RIO DE JANEIRO, RJ (FOLHAPRESS) – Quando havia um evento cultural no Rio premiações de cinema ou de teatro, principalmente, era quase certo que Ney Latorraca seria uma das primeiras pessoas a chegar. “Assim os fotógrafos me pegam com calma, fazem fotos boas. Não fica aquela correria”, explicou, certa vez.
Ney gostava de ver sua foto estampada no jornal e nas revistas. Analógico (ma non troppo), curtia também matéria em sites, mas era no papel que ele gostava mesmo de aparecer. Não raro, enviava por WhatsApp opções de fotos que achava boas para ajudar a ilustrar uma futura reportagem.
O WhatsApp era um meio de comunicação que o ator, morto aos 80 anos, na manhã desta quinta-feira (26), de sepse pulmonar, utilizava com frequência. Emojis, muitos emojis acompanhavam suas mensagens (ele usava bastante as mãos em prece). Mas falar pelo telefone, fixo ou o celular … Aí era um caso sério.
“Amo um telefone. Gosto de ouvir a voz das pessoas. Todo dia antes de dormir anoto o nome de uns três amigos para eu ligar no dia seguinte. Recentemente falei com Miguel Falabella, Maria Padilha, Marcos Nanini, Fernanda Montenegro Eles atendem e eu falo: ‘Liguei pra dizer que estou com saudades ’. Todo mundo gosta disso”, contou, durante o período mais duro do confinamento por causa da pandemia.

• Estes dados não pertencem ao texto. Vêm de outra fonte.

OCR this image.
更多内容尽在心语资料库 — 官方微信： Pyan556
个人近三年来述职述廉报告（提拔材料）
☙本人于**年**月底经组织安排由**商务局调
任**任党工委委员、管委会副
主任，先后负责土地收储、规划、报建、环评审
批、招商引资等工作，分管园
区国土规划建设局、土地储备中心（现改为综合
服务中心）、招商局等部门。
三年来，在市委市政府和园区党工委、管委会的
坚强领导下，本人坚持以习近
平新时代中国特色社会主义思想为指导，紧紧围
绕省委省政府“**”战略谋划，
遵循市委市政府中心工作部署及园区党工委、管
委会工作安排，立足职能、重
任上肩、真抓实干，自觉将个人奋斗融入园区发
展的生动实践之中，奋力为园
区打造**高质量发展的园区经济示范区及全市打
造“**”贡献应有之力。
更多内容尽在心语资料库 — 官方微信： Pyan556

O isolamento em seu apartamento, na Lagoa, zona sul do Rio (que ele deixou em testamento para ser doado a uma instituição de caridade) o obrigou a suspender suas caminhadas diárias em torno do espelho d’água, um dos cartões postais da cidade. Ney andava bastante por ali. Por prazer, para cuidar da saúde, e também para encontrar o grupo de capivaras que mora na área. “São minhas amigas”, dizia, muitas vezes mostrando fotos recentes de algumas delas.
Na pandemia, ficou em casa e mesmo assim, sempre de máscara. Passava os dias vendo jogos de vôlei e futebol na TV, telefonando para os amigos e andando de um lado para o outro, para se exercitar. De vez em quando, dava um mergulho na piscina. “Sou grupo de risco, meu amor. Fico aqui no meu apartamento numa boa”, diz.
Para não ficar parado, à toa, chegava a dar cinco mil passos todos os dias dentro de casa. Usava um aplicativo do celular para fazer a contagem e concluiu que era o equivalente a uma caminhada de 3,5 quilômetros. “O que é metade de uma volta na Lagoa”, concluiu.
Politicamente, contava que levantou algumas bandeiras, e se orgulhava delas. Mas não de todas. Esteve presente no levante dos artistas pelas Diretas, fez peças transgressoras de Plinio Marcos durante a ditadura, mas… “fiz campanha pelo Aécio, né?”, ponderou.
“Fui para Belo Horizonte e conheci um espaço cultural criado pela irmã dele, fiquei encantado. Eu vi aquilo e pensei: ‘Essas pessoas são maravilhosas, sérias’. Aí vieram aquelas bombas. Pensa em como eu fiquei. Mas não tenho o dom de adivinhar. Essa bandeira eu me arrependo de ter levantado. Também fiz parte do “Morobloco” (grupo de artistas que apoiava publicamente o então juiz Sérgio Moro, na época do impeachment de Dilma Rousseff). Me arrependi de novo. Mas sempre fui tucano”.